Pour la Roumanie, l'enjeu est particulièrement clair. Située sur le flanc est de l'OTAN et à la mer Noire, la Roumanie se trouverait en première ligne de toute reconfiguration de la sécurité régionale. La pertinence de l'Article 5 serait perçue non pas comme un principe abstrait, mais comme une garantie de survie stratégique. Dans le contexte d'un « test limité » dans la région balte, Bucarest aurait à gérer une double tâche : renforcer ses propres capacités militaires et maintenir la confiance du public dans le fait que l'alliance fonctionne effectivement.
Les points forts de la Roumanie résident dans sa position stratégique, son expérience de coopération avec les forces alliées et le développement d'une infrastructure duale (civile et militaire) qui permet une mobilité rapide des troupes de l'OTAN. Cependant, des vulnérabilités persistent : l'interopérabilité technologique avec les partenaires, les faibles stocks de munitions et d'équipements, ainsi que la nécessité d'une communication stratégique cohérente avec la population face à la désinformation. En situation de crise, la réaction de la société dépendrait du niveau de résilience et de la capacité des autorités à combattre la propagande et la panique informationnelle.

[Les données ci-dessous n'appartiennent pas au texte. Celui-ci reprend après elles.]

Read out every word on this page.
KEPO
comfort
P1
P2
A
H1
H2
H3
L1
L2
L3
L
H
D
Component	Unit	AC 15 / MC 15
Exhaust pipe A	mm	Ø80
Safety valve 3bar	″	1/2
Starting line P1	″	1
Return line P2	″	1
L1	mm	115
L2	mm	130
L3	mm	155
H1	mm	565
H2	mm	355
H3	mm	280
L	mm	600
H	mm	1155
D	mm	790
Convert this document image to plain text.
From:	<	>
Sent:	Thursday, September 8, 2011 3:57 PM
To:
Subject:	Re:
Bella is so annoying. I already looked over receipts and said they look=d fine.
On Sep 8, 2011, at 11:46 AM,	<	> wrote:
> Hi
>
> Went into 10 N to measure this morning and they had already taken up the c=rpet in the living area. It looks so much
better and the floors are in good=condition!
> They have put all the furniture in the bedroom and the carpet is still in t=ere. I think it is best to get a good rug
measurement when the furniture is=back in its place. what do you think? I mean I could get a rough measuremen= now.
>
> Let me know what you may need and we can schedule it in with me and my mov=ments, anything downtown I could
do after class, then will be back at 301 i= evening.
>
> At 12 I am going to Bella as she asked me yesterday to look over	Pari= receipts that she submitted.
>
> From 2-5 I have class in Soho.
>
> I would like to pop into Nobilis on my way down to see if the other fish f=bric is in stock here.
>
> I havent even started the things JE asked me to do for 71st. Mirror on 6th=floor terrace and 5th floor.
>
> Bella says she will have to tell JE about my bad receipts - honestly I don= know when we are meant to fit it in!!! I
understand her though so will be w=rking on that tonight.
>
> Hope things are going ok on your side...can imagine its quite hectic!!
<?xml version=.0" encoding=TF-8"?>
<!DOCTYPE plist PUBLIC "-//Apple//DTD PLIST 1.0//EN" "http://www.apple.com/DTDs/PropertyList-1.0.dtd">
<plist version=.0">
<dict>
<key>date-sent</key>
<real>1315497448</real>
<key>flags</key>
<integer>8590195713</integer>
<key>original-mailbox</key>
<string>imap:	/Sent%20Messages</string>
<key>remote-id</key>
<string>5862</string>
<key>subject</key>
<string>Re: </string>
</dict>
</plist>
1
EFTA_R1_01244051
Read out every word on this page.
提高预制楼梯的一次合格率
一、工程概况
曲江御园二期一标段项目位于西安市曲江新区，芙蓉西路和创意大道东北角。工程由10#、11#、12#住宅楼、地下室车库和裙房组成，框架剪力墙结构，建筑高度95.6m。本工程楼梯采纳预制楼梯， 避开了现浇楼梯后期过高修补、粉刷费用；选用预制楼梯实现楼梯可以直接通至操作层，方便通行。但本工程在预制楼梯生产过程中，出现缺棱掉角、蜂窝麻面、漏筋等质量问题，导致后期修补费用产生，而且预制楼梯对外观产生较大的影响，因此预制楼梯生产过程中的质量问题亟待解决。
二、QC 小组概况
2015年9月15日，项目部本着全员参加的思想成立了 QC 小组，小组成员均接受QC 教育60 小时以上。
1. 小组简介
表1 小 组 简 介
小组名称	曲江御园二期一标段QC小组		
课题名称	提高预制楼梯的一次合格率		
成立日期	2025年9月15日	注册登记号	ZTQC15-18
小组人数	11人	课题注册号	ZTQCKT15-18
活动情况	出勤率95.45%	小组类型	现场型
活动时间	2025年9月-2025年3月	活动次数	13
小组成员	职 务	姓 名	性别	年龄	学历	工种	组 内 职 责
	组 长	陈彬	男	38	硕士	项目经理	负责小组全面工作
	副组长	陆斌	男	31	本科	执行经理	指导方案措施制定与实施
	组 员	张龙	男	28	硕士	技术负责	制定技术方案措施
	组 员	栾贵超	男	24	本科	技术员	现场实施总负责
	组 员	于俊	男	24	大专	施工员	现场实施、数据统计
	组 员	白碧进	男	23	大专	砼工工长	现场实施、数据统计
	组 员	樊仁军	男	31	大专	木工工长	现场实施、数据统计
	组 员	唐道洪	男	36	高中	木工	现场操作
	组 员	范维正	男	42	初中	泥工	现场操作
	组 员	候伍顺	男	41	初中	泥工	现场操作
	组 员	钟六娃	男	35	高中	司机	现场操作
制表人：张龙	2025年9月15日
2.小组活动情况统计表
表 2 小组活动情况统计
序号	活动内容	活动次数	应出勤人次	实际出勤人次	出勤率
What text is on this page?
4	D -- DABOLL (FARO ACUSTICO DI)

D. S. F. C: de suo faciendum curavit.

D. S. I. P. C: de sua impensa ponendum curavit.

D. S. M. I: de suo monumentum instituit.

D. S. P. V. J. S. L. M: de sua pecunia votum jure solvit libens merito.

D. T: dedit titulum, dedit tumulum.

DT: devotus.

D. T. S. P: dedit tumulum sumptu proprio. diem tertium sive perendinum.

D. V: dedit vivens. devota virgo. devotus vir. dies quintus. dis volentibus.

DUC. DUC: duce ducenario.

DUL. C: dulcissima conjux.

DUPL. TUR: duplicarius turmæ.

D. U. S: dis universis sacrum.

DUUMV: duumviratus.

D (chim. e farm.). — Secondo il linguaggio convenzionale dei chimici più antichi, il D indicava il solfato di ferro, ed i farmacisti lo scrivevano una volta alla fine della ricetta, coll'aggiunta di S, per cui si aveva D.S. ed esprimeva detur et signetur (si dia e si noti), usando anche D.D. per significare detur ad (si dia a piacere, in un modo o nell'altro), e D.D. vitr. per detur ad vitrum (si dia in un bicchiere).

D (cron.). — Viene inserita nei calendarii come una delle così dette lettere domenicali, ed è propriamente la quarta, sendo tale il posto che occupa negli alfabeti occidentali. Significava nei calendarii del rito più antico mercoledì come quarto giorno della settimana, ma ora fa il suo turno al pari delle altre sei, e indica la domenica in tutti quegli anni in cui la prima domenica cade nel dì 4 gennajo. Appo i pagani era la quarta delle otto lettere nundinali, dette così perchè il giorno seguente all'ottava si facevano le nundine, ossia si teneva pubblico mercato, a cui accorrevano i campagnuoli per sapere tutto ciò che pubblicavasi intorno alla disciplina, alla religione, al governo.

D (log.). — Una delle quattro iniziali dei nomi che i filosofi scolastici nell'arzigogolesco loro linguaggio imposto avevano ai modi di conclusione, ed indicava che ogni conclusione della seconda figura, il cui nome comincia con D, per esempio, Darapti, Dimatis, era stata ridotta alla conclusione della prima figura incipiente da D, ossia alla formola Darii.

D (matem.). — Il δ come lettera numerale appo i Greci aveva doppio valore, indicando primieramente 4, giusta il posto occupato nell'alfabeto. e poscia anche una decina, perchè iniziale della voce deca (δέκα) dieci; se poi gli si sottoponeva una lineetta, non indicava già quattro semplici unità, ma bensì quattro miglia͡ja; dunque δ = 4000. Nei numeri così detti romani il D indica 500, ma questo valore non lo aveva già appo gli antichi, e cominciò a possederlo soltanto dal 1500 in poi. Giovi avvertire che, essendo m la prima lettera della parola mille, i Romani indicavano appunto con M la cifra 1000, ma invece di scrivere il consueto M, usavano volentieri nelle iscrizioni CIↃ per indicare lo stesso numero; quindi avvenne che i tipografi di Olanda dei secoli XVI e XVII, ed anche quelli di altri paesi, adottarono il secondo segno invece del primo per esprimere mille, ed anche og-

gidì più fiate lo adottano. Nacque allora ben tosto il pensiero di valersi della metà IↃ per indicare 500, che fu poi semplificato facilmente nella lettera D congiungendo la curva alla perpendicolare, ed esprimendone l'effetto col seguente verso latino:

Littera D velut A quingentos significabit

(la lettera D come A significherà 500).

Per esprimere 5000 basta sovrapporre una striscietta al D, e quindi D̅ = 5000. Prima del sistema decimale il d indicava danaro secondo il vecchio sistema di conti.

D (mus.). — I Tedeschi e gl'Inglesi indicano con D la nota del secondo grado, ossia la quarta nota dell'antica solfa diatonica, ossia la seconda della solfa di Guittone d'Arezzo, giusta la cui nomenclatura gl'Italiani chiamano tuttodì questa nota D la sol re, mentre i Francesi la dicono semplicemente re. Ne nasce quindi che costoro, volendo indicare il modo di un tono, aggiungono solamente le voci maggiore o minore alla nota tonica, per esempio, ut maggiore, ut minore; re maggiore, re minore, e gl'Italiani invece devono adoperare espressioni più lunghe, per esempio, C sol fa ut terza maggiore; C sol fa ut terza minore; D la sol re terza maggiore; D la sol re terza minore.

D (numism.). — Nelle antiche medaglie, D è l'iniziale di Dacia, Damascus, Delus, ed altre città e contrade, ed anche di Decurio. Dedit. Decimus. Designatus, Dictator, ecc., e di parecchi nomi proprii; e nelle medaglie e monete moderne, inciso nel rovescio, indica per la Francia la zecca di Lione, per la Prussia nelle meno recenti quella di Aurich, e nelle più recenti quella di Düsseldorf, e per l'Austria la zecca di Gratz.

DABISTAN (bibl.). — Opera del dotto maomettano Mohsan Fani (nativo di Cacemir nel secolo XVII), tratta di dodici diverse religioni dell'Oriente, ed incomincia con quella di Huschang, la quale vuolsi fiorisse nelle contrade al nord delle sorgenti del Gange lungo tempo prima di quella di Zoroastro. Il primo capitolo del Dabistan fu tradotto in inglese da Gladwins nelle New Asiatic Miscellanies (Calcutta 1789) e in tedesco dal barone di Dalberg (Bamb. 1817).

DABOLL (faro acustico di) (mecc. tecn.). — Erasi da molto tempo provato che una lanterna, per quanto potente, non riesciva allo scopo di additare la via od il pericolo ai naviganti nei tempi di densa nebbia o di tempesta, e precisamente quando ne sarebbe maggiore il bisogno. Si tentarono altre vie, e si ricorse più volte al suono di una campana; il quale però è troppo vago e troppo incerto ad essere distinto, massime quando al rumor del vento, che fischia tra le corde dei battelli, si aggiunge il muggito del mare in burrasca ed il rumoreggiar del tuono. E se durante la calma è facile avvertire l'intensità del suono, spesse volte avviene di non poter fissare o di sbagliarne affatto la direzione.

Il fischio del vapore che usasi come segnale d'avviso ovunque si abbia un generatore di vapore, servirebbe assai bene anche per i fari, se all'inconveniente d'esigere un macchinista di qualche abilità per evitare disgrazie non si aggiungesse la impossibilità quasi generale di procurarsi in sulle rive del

If Russia Wins / Wenn Russland gewinnt. Ein Szenario
Le volume de Carlo Masala est un essai-scenario concis (environ 120 pages) qui utilise l'analyse prospective pour tester la solidité de l'Article 5 de l'OTAN à travers un cas-limite : l'occupation de la ville de Narva en Estonie. Le livre propose un exercice de réflexion stratégique sur la facilité avec laquelle une alliance peut être ébranlée lorsque l'hésitation politique devient plus dangereuse que la confrontation militaire. Carlo Masala est professeur de politique internationale à l'Université Bundeswehr de Munich, co-animateur du podcast Sicherheitshalber et auteur de plusieurs volumes sur l'ordre international, la résilience et la défense européenne. Ses domaines d'expertise incluent les relations transatlantiques, la politique de sécurité européenne, la compétitivité stratégique mondiale et la guerre hybride.